September 23, 2023

KITAAB

Connecting Asian writers with global readers

Short Story: The Black Bridge by Tunku Halim

2 min read

The Best Asian Speculative Fiction

Snow.

From the hills that surround the town it indifferently drifts. Upon bare soil and barren rocks, upon the base of trees, it sweeps. From my window this morning, the trees were grey, feathery and clinging like ghostly hands to the low clouds but now, in the wintry breathe of evening, they are like conquering warriors marching down shadowy slopes. My boots, hard and heavy, follow empty pavements. A car, a van, a bus, occasionally passes through our slushy streets. There is hardly a sound except for the click, click, click from the pedestrian crossing.

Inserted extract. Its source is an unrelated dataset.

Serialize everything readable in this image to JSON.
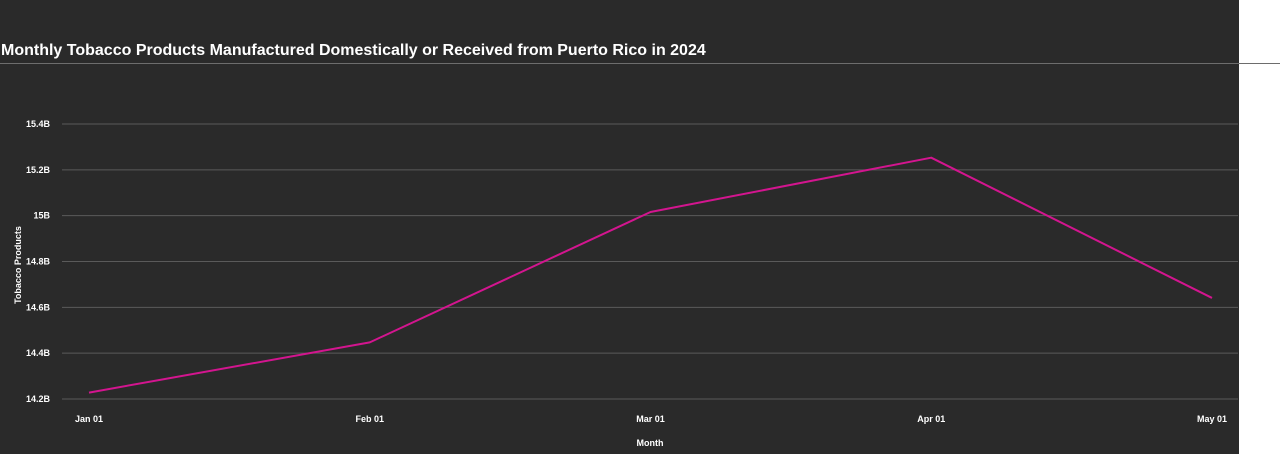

I’ve walked here all my life. I know every crack in the pavement, every blemish on the shop walls, every angle of the stooping buildings, every flutter of the koinobori, the carp-shaped wind-socks that now colourfully flutter high up over the gorge to mark the change of season. Hundreds there are, strung up on lines, but one has fallen far below and is stuck between two jagged rocks, one end flapping like a useless flag as the river tries to drag it away.

I’ve never left this place, this hot spring town where tourists flock like hungry gulls during the holiday season. There are better jobs elsewhere but I choose to remain a janitor at the high school. That’s all I’ve been these thirty- eight years. I’ll retire next month. They’ve kept me well past retirement age as I do a pleasing job. Now I have to go though as I’m too old.